Advertisement

A Time of Decision Nears With Welfare Changeover

Share

Gov. Pete Wilson and the Legislature will soon begin to hash out who will get welfare and who won’t now that Temporary Assistance for Needy Families, which does not guarantee benefits to all who qualify, has officially replaced the longtime program Aid to Families with Dependent Children.

The first round of the welfare battle is expected in January when Wilson unveils his budget. If history is instructive, the governor can be expected to propose another series of cuts on top of the state reductions allowed under the new welfare law, which, for example, as of Jan. 1 will provide only $565 a month for a single mother and two children who live in an urban area. While many Democrats can be expected to be unreceptive to additional cuts, a Legislature controlled by Democratic moderates may be inclined to compromise with the Republican governor. It’s a different and higher-stakes game now: State government is facing an unprecedented and enormous task.
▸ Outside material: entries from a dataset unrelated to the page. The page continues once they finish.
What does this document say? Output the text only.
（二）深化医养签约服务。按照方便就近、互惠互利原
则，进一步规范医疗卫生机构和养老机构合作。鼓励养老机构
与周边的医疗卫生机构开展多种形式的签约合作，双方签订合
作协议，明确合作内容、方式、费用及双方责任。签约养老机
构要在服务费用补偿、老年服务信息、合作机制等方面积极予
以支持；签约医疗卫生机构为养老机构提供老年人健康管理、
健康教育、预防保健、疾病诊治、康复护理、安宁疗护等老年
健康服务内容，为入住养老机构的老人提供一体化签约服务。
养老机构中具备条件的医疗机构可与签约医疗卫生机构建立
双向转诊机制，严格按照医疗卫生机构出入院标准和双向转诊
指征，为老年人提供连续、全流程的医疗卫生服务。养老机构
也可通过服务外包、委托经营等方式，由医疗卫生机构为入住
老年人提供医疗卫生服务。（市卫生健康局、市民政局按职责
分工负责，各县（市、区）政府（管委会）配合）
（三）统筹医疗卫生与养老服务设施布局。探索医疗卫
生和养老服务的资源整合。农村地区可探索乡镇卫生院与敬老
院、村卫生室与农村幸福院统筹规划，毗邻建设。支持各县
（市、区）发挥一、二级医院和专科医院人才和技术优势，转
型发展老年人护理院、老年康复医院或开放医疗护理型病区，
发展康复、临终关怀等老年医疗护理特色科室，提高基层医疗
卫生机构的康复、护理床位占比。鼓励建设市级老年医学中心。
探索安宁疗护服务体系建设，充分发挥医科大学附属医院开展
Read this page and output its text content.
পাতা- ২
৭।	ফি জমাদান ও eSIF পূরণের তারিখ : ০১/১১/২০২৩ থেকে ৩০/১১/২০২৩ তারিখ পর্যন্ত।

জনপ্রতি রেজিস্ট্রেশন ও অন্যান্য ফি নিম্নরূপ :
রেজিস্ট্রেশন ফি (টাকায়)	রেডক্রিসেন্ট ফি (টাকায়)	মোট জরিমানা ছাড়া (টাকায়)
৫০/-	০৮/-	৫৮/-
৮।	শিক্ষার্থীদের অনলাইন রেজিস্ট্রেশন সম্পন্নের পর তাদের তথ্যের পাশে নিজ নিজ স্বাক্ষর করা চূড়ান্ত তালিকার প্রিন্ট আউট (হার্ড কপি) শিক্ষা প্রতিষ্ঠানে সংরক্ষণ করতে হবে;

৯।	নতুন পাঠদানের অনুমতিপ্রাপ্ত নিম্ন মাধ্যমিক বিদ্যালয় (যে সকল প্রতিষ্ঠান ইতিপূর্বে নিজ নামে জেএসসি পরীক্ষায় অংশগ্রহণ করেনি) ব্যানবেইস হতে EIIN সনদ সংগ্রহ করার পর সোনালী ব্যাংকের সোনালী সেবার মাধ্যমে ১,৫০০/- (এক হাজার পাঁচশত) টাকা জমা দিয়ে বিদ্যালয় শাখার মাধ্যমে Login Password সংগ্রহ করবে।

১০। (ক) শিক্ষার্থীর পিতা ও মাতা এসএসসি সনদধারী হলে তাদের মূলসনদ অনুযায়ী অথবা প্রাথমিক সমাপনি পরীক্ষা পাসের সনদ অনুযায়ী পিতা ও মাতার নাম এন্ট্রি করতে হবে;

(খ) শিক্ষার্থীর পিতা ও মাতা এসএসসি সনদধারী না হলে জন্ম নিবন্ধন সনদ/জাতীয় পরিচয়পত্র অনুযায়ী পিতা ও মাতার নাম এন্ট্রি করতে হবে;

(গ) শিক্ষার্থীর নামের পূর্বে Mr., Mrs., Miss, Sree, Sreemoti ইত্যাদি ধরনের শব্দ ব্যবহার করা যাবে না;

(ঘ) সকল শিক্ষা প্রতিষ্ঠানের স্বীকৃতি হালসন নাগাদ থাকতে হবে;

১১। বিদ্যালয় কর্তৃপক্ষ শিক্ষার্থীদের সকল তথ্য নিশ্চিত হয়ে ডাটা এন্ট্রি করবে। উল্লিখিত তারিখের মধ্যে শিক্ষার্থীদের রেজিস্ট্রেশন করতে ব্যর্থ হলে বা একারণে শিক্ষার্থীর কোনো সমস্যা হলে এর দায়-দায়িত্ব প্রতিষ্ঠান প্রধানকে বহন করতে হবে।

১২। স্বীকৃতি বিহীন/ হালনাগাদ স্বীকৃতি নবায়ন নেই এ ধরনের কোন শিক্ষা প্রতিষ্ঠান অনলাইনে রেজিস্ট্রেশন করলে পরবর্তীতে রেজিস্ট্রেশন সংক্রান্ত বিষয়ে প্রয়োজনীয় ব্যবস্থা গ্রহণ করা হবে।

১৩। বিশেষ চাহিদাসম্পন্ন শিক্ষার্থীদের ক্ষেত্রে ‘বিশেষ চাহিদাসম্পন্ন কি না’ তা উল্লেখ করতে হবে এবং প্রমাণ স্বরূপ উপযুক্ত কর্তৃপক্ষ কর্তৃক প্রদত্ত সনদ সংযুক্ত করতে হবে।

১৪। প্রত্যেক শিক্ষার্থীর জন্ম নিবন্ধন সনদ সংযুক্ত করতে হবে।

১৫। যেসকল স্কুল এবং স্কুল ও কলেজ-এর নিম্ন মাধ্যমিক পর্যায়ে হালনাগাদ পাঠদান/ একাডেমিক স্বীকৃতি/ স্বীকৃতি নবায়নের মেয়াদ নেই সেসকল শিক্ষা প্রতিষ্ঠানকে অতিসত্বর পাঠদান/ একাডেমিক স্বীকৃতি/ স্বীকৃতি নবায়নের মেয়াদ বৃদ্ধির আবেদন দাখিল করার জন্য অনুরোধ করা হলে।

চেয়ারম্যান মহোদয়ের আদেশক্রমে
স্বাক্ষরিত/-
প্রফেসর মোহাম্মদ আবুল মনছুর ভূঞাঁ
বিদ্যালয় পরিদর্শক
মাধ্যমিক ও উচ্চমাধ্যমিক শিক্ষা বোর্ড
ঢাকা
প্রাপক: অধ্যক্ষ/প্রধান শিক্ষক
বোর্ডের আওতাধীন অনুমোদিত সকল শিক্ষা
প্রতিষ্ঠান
Welfare law has always properly prohibited benefits for illegal immigrants. Under reform, states are now allowed to determine whether poor legal immigrants should be able to receive benefits. Most of the legal residents who need welfare assistance have played by the rules before falling on hard times due to unemployment, divorce, illness or some other crisis. These families should not be dropped from the aid rolls.

Advertisement

The new federal welfare law encourages states to place poor children who cannot live with their parents with their grandparents instead, rather than put them in foster care. In California, more than 750,000 grandparents are legal guardians of grandchildren whose parents are dead, addicted to drugs or otherwise unable to care for their sons and daughters. Poor grandparents should be rewarded for taking on a responsibility that would otherwise fall to the state and county and swell the already huge foster care population. Washington’s new law requires grandparents of all ages to meet the new work requirements for benefits and the limit of five years on welfare in a lifetime. That mandate will impose a severe hardship on grandparents who are older but not old enough to qualify for Social Security benefits. Sacramento should mandate an individual review of these cases and provide reasonable exemptions. Washington allows exemptions for up to 20% of a state’s welfare population. The competition for exemptions will be tough. Poor parents raising disabled children should be ruled qualified. So should some functionally illiterate recipients.

California’s successful workfare program, GAIN, can be counted on to help many make the transition from welfare check to paycheck. The program works, and it ultimately saves the state money. But the training is expensive and the state cannot afford to place every recipient in GAIN. It also takes time, especially for uneducated recipients with no work history.

Most of the best-educated welfare recipients probably will find jobs, but their children may not be better off than before. A majority of California’s poor families include parents who work full-time or part-time, according to a Children’s Now report released last week. At least 1.5 million children of working parents do not have adequate nutrition, health insurance or decent and affordable housing. Their ranks may swell when welfare recipients increase the competition for entry-level jobs.

Moving nearly 1 million California recipients off welfare in the next five years will challenge both the public and private sectors. Washington should reward firms willing to take the risk of hiring recent welfare recipients. That typically means some form of government incentive. Problem is, one recent study showed that employers are less likely to hire job seekers who come with tax credits or other government incentives: Employers shy away from hiring people who they assume don’t have good work habits--or any work habits at all.

Thus Washington and Sacramento must put their best minds to work on how to turn former welfare recipients into attractive job seekers. That takes the issue back to training, inescapably expensive. That’s what thoughtful experts mean when they say true welfare reform is costlier than none. But if reform is done right, all Americans will benefit--and taxpayers won’t still be footing a big welfare bill 30 years from now.